The script OverusedWords.ahk monitors the keyboard action, then popping up a menu of replacements for the list of overused words—as determined by English teachers when grading papers. If you regularly use the offending words, this script will drive you crazy as it forces you to pick alternatives. While OverusedWords.ahk primarily targets students, anyone who wants to improve their writing can benefit. (Discussed in Chapter Eleven of Beginning AutoHotkey Hotstrings.)
The OverusedWords.ahk script only contains problem words. If you want synonyms for any term, the following AutoHotkey technique can make Web lookups easier and quicker.
Reason Nine: Quickly Find Even More Synonyms
This short beginning AutoHotkey strip (SynonymLookup.ahk) demonstrates how to use the Windows Clipboard to quickly access reference sites on the Web. In this case, after hitting the Hotkey combination CTRL+ALT+L, Thesaurus.com opens in the default browser using the previously highlighted word as a key for synonyms. The SynonymLookup.ahk script demonstrates a common Web search technique which can be used with any Web page which allows searches from the URL field.

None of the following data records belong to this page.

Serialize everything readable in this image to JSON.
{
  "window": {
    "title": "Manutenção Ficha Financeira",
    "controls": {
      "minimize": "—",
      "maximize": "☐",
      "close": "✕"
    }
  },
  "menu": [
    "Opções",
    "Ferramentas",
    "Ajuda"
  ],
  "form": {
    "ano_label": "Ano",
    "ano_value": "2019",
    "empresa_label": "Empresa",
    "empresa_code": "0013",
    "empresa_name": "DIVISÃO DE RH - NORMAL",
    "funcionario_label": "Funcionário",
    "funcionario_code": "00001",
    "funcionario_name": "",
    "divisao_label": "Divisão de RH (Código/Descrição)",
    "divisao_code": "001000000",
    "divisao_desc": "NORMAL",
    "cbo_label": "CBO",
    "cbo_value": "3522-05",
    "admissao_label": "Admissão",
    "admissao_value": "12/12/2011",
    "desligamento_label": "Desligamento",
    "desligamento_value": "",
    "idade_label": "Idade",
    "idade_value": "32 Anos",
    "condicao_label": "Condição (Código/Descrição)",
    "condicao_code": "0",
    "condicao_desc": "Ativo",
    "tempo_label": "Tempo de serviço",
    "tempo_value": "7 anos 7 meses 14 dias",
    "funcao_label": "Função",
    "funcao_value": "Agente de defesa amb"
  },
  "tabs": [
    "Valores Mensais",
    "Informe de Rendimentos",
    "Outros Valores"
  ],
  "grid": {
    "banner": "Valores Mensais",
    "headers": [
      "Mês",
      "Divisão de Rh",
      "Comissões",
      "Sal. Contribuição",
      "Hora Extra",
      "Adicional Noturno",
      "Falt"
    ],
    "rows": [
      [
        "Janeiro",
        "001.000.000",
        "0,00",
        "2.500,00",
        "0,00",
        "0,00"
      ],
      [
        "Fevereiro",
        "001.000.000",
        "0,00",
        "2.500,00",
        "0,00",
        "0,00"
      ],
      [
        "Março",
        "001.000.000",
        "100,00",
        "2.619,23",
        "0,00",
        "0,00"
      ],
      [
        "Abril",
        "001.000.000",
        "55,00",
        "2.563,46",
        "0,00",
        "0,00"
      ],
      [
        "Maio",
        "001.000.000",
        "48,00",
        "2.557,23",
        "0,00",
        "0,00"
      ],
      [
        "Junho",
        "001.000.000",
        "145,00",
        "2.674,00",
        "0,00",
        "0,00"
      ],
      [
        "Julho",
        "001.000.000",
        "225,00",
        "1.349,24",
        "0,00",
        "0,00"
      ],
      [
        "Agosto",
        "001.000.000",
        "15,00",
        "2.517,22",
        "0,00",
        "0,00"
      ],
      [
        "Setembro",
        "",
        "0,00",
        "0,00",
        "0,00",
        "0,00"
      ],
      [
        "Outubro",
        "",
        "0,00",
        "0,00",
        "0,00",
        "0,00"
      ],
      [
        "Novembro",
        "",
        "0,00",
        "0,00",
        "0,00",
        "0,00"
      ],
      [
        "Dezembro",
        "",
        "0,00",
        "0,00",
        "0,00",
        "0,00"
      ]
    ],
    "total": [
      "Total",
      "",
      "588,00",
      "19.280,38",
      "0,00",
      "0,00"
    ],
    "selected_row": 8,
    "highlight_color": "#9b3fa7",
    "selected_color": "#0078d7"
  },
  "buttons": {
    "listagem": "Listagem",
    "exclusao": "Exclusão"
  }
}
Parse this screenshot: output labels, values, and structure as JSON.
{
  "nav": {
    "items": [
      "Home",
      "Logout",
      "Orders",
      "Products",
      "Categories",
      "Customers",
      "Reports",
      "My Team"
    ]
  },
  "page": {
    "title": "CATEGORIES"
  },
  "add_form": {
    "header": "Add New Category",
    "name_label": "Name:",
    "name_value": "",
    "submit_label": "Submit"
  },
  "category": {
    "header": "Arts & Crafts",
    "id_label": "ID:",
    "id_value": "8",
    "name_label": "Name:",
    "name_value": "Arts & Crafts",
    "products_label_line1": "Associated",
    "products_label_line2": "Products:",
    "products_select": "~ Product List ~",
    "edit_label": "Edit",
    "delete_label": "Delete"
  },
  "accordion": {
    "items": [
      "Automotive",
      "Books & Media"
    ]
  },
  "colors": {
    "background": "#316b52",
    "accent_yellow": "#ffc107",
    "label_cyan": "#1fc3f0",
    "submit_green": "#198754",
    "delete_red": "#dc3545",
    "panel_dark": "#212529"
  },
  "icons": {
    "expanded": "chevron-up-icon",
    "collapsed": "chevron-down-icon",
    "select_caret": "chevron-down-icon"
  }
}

Reason Ten: Improve Your Mind and Get a Job
AutoHotkey as Brain Food
Sharper thinking may be the most important benefit from learning to write AutoHotkey scripts. In a world cluttered with insanity and arbitrariness, developing an understanding of how to write AutoHotkey scripts adds logic and discipline to a sloppy mind. Empowering your computer with AutoHotkey scripts changes the way your think. While you may not learn the answer to “Life, the Universe, and Everything”, you will like the way AutoHotkey improves your mental acuity and eases your computing life. Plus, it’s fun!

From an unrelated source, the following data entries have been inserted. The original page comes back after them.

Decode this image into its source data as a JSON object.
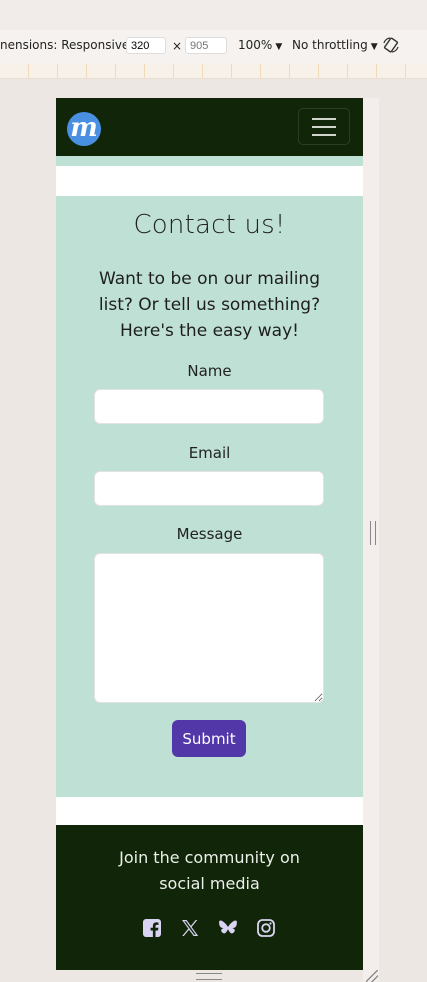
{
  "devtools": {
    "dimensions_label": "nensions: Responsive",
    "width_value": "320",
    "times": "×",
    "height_placeholder": "905",
    "zoom": "100%",
    "throttling": "No throttling"
  },
  "nav": {
    "logo_letter": "m",
    "logo_color": "#4a90e2",
    "background": "#112508"
  },
  "contact": {
    "title": "Contact us!",
    "intro": "Want to be on our mailing list? Or tell us something? Here's the easy way!",
    "name_label": "Name",
    "email_label": "Email",
    "message_label": "Message",
    "submit_label": "Submit",
    "background": "#bfe0d4",
    "accent": "#5137a8"
  },
  "footer": {
    "text": "Join the community on social media",
    "socials": [
      "facebook-icon",
      "x-icon",
      "bluesky-icon",
      "instagram-icon"
    ]
  }
}
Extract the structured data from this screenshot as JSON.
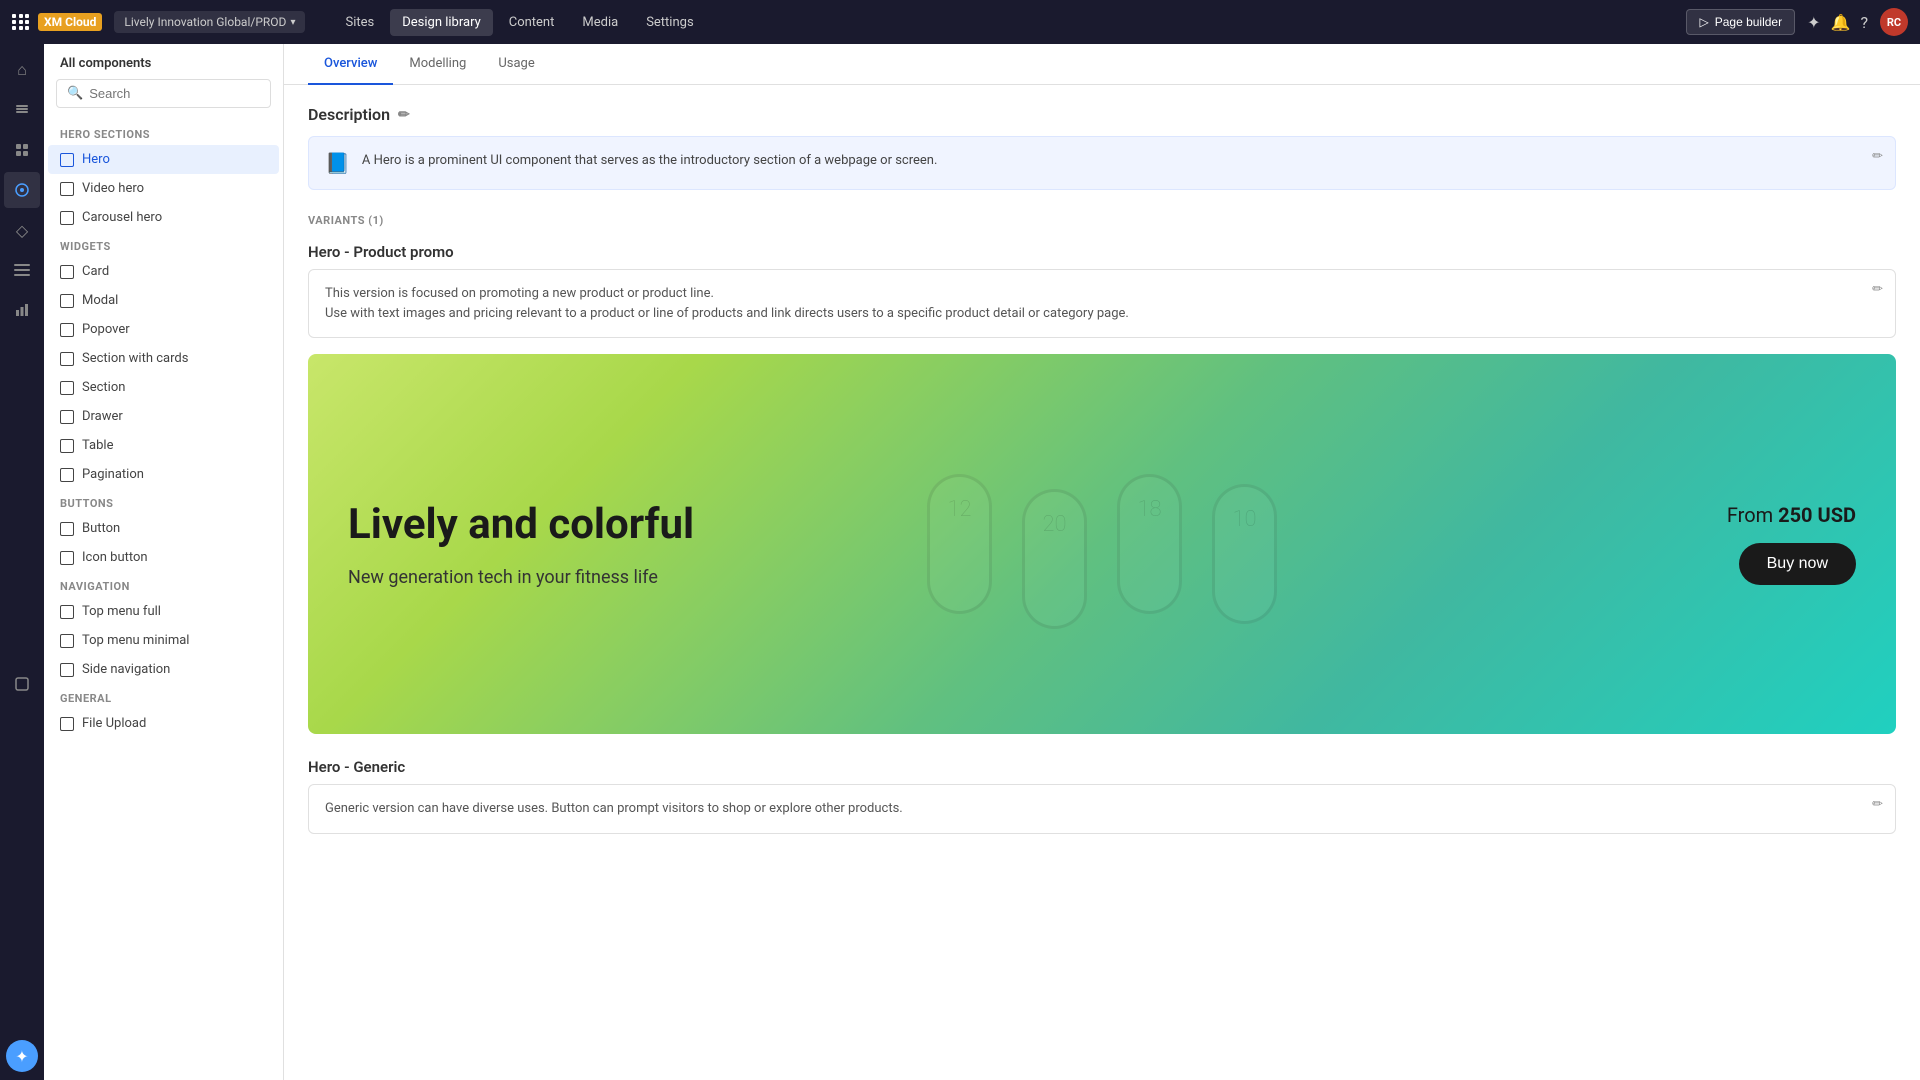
{
  "topbar": {
    "grid_icon": "grid",
    "xm_label": "XM Cloud",
    "env_label": "Lively Innovation Global/PROD",
    "nav_items": [
      {
        "label": "Sites",
        "active": false
      },
      {
        "label": "Design library",
        "active": true
      },
      {
        "label": "Content",
        "active": false
      },
      {
        "label": "Media",
        "active": false
      },
      {
        "label": "Settings",
        "active": false
      }
    ],
    "page_builder_label": "Page builder",
    "avatar_text": "RC"
  },
  "sidebar": {
    "header": "All components",
    "search_placeholder": "Search",
    "sections": [
      {
        "label": "HERO SECTIONS",
        "items": [
          {
            "id": "hero",
            "label": "Hero",
            "active": true
          },
          {
            "id": "video-hero",
            "label": "Video hero",
            "active": false
          },
          {
            "id": "carousel-hero",
            "label": "Carousel hero",
            "active": false
          }
        ]
      },
      {
        "label": "WIDGETS",
        "items": [
          {
            "id": "card",
            "label": "Card",
            "active": false
          },
          {
            "id": "modal",
            "label": "Modal",
            "active": false
          },
          {
            "id": "popover",
            "label": "Popover",
            "active": false
          },
          {
            "id": "section-with-cards",
            "label": "Section with cards",
            "active": false
          },
          {
            "id": "section",
            "label": "Section",
            "active": false
          },
          {
            "id": "drawer",
            "label": "Drawer",
            "active": false
          },
          {
            "id": "table",
            "label": "Table",
            "active": false
          },
          {
            "id": "pagination",
            "label": "Pagination",
            "active": false
          }
        ]
      },
      {
        "label": "BUTTONS",
        "items": [
          {
            "id": "button",
            "label": "Button",
            "active": false
          },
          {
            "id": "icon-button",
            "label": "Icon button",
            "active": false
          }
        ]
      },
      {
        "label": "NAVIGATION",
        "items": [
          {
            "id": "top-menu-full",
            "label": "Top menu full",
            "active": false
          },
          {
            "id": "top-menu-minimal",
            "label": "Top menu minimal",
            "active": false
          },
          {
            "id": "side-navigation",
            "label": "Side navigation",
            "active": false
          }
        ]
      },
      {
        "label": "GENERAL",
        "items": [
          {
            "id": "file-upload",
            "label": "File Upload",
            "active": false
          }
        ]
      }
    ]
  },
  "tabs": [
    {
      "label": "Overview",
      "active": true
    },
    {
      "label": "Modelling",
      "active": false
    },
    {
      "label": "Usage",
      "active": false
    }
  ],
  "main": {
    "description_section": {
      "title": "Description",
      "icon": "📘",
      "text": "A Hero is a prominent UI component that serves as the introductory section of a webpage or screen."
    },
    "variants_label": "VARIANTS (1)",
    "variant_product_promo": {
      "title": "Hero -  Product promo",
      "description_line1": "This version is focused on promoting a new product or product line.",
      "description_line2": "Use with text images and pricing relevant to a product or line of products and link directs users to a specific product detail or category page."
    },
    "hero_preview": {
      "heading": "Lively and colorful",
      "subheading": "New generation tech in your fitness life",
      "price_prefix": "From",
      "price": "250 USD",
      "cta_label": "Buy now",
      "devices": [
        {
          "time": "12"
        },
        {
          "time": "20"
        },
        {
          "time": "18"
        },
        {
          "time": "10"
        }
      ]
    },
    "hero_generic": {
      "title": "Hero - Generic",
      "description": "Generic version can have diverse uses. Button can prompt visitors to shop or explore other products."
    }
  },
  "icon_bar": {
    "icons": [
      {
        "name": "home-icon",
        "symbol": "⌂",
        "active": false
      },
      {
        "name": "layers-icon",
        "symbol": "⊞",
        "active": false
      },
      {
        "name": "grid-icon",
        "symbol": "⊡",
        "active": false
      },
      {
        "name": "palette-icon",
        "symbol": "◈",
        "active": true
      },
      {
        "name": "diamond-icon",
        "symbol": "◇",
        "active": false
      },
      {
        "name": "list-icon",
        "symbol": "≡",
        "active": false
      },
      {
        "name": "chart-icon",
        "symbol": "▤",
        "active": false
      },
      {
        "name": "box-icon",
        "symbol": "▣",
        "active": false
      }
    ]
  }
}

Many people think that programming is only for programmers. Not true! The beauty of AutoHotkey is that virtually anyone can learn to write simple one-line Windows enhancing Hotstrings and Hotkeys. If that were the only benefit a student received by using AutoHotkey, it would be plenty. But, as users learn more about AutoHotkey, bit by bit they venture into increasingly powerful tools. These new methods provide extra gains. In fact, even though you may start with simple scripts, the AutoHotkey language offers the depth of potential found in most programming languages—capable of producing full-featured desktop applications. Fortunately, the structure and implementation of AutoHotkey offers an ideal path for learning a little at a time.

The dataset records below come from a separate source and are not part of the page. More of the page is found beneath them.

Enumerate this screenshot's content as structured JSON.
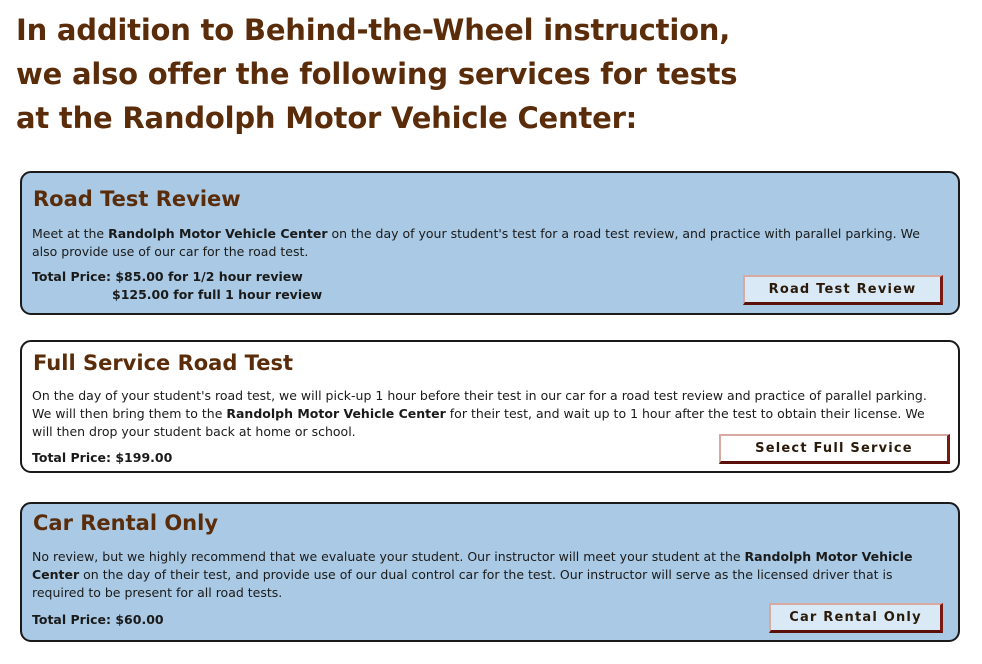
{
  "headline": {
    "line1": "In addition to Behind-the-Wheel instruction,",
    "line2": "we also offer the following services for tests",
    "line3": "at the Randolph Motor Vehicle Center:"
  },
  "services": [
    {
      "title": "Road Test Review",
      "desc_parts": [
        "Meet at the ",
        "Randolph Motor Vehicle Center",
        " on the day of your student's test for a road test review, and practice with parallel parking.  We also provide use of our car for the road test."
      ],
      "price_line1": "Total Price: $85.00 for 1/2 hour review",
      "price_line2": "$125.00 for full 1 hour review",
      "button_label": "Road Test Review"
    },
    {
      "title": "Full Service Road Test",
      "desc_parts": [
        "On the day of your student's road test, we will pick-up 1 hour before their test in our car for a road test review and practice of parallel parking. We will then bring them to the ",
        "Randolph Motor Vehicle Center",
        " for their test, and wait up to 1 hour after the test to obtain their license. We will then drop your student back at home or school."
      ],
      "price_line1": "Total Price: $199.00",
      "button_label": "Select Full Service"
    },
    {
      "title": "Car Rental Only",
      "desc_parts": [
        "No review, but we highly recommend that we evaluate your student. Our instructor will meet your student at the ",
        "Randolph Motor Vehicle Center",
        " on the day of their test, and provide use of our dual control car for the test. Our instructor will serve as the licensed driver that is required to be present for all road tests."
      ],
      "price_line1": "Total Price: $60.00",
      "button_label": "Car Rental Only"
    }
  ],
  "colors": {
    "heading_brown": "#5a2c0a",
    "card_blue": "#a9c9e4",
    "button_face": "#d9e9f6",
    "button_border_dark": "#7a1a12"
  }
}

Significantly, writing AutoHotkey scripts trains the mind in the analytical methods required in almost every phase of life. It teaches problems solving skills through the implementation of step-by-step logic paths and debugging techniques. The paramount importance of proper evaluation of the If-Then-Else decision model makes the analysis of any problem easier. The techniques for looping through series of alternatives gives users an understanding of the need to test all possibilities. Rather than coming out of school with a mishmash of contradictory thought processes, your mind graduates as a razor-sharp tool.
New Job Credentials
Best of all, if you learn AutoHotkey (regardless of your major), you’ll graduate from school with a skill useful in almost any working environment! As shown in the graphic at the right (Source: Net Market Share), over 90% of the world’s people, businesses, and organizations currently use Windows desktop and laptop computers (and that number shows no sign of decreasing). Yet, most of those computer users are totally unaware of the existence of the free AutoHotkey software. Since these scripts run on virtually all of those Windows computers, the opportunity to add value to a company or organization with profession specific tools offers unlimited opportunity for the AutoHotkey initiated.
If you can use AutoHotkey to make magic with Windows, then your value increases dramatically—much more than people who still wonder how a computer works. You don’t need to be an engineer or programming student to add computer credentials to your résumé. Just start using it. Learning AutoHotkey—even on the simplest level—gives you an edge over any others competing for the same job.